Thursday, August 17th

Every trip must have its low point and today was it.
To begin with, it is never a good idea to leave a Five Star hotel if you don’t have to. Our every need was either on-site or blocks away.

Katie, Sophie, Anne and Steve almost missed the plane because of a mix-up with the tickets and boarding passes and if that wasn’t bad enough, baggage pick-up on the other end was self-serve. We almost left the plane without our luggage and that would have been the end of most of our stuff.

We took a short ride to have the worst Chinese food we’ve ever had and had to confront the potty monster. What’s the potty monster? Most toilets here are simply a foot and a half long trench that you squat over, squatty-potties. They can be quiet challenging to use and we ended up having to find a hotel with western toilets.

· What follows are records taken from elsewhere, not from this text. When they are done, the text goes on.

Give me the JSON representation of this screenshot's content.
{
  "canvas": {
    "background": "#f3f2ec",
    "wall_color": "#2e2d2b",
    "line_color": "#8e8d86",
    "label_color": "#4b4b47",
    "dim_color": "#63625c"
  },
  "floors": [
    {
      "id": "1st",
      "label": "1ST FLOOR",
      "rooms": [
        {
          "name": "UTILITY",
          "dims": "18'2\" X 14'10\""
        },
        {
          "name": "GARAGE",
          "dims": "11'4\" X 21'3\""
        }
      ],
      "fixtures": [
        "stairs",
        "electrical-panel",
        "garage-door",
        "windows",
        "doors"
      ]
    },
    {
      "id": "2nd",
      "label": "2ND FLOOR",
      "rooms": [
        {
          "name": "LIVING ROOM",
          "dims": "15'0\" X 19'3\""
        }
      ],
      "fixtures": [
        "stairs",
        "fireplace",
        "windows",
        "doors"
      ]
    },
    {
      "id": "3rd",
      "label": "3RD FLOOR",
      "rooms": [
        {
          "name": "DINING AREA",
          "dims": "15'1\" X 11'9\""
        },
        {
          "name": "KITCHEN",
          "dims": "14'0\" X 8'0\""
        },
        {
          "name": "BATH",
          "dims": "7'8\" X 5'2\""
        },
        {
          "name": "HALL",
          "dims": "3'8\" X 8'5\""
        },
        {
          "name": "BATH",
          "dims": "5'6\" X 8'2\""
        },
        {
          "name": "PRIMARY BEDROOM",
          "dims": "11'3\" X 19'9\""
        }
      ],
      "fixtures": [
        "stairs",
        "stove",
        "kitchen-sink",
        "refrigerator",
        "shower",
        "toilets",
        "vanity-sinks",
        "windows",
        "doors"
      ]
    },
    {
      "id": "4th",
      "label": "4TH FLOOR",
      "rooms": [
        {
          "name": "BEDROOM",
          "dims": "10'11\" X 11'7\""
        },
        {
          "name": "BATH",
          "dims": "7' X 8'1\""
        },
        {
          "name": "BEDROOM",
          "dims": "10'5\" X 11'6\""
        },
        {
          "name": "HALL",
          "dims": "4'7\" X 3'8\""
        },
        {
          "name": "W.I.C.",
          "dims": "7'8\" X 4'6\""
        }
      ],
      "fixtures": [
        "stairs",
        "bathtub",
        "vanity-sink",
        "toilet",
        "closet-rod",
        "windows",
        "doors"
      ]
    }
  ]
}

The ride from Chengdu to the Wolong Panda Preserve was originally reported to be between two and three hours. Then four. It took us over five hours and some of it was actually quite dangerous. To get to the Preserve we had to leave the main highways and travel on narrow, two lane, switch-back, precipice hugging, roads, go over bridges with very low retaining walls and through single lane mountain tunnels. All at high speed and often with us passing other vehicles (buses, trucks, motorcycles, farm tractors) or with them trying to pass us. Nerve racking. Then it got worse. The actual road to the Panda Preserve is also made up of narrow, two lane, switch-back, precipice hugging, roads but it’s under construction. So it’s often only one lane, maybe. The construction is never ending and what we would do by machine, the Chinese do by man-power. Boulders too big to haul away? Hammer them into smaller pieces. Or better yet, sculpt them into a wheel shape and roll it away.

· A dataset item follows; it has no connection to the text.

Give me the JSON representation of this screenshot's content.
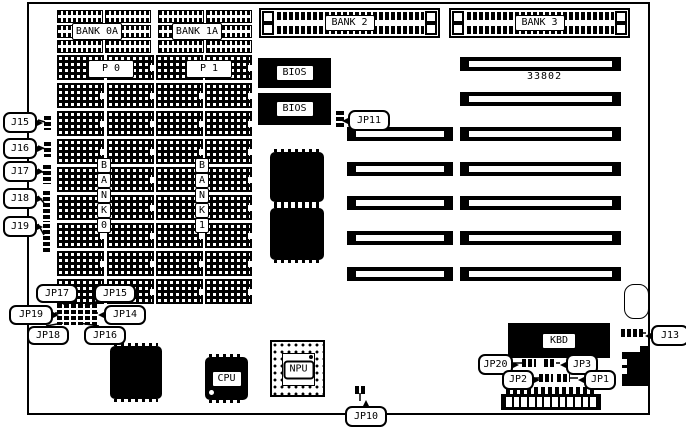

We finally arrive at our hotel. As Dorothy said to Toto, “We are not in Kanas anymore.”
It had rained today and eventually the hotel leaks when it rains. The floor in our hotel room, which is quite scary to begin with, is wet. The room is musty and there is no place to even open our suitcases. We all met for dinner in the hotel restaurant. Just when we thought things could not get worse, we were faced with lousy food, nothing that the kids could eat, no high chairs and two rats running up the wall. Granted this is a mountainous place and the hotel has a rustic feel but the rats put us over the top. Many of us asked to leave after we visited the pandas tomorrow but that will not be possible. We will need to spend two nights here.

One cool thing was the people and the shopping right outside the hotel. The grounds are really breathtaking. There was music and some people dancing right outside. The tiny shops had beautiful wall hangings, knitted socks, and lots of stuffed animals, pandas of course.

The people in China come right up to you and talk to you in Mandarin. We have no idea what they are saying most the time. They do not gesture much, but one person made it clear that Sophia did not have enough clothing on (the clothing police) and another that her nose needed to be wiped. Sophia does not like it when people come up to her and touch her, shake her arms and legs. She usually calls “mama.” This area is much different from the cities we have been in. There are many more Tibetian people here. The handmade items are colorful and beautiful.

Sophia was a joy tonight. She played on the bed, laughing and smiling. She is really starting to crawl. She also pulls herself up to her feet. She copies everything we do. She even helped clean the bed full of her cookie crumbs after she saw Anne brush them away.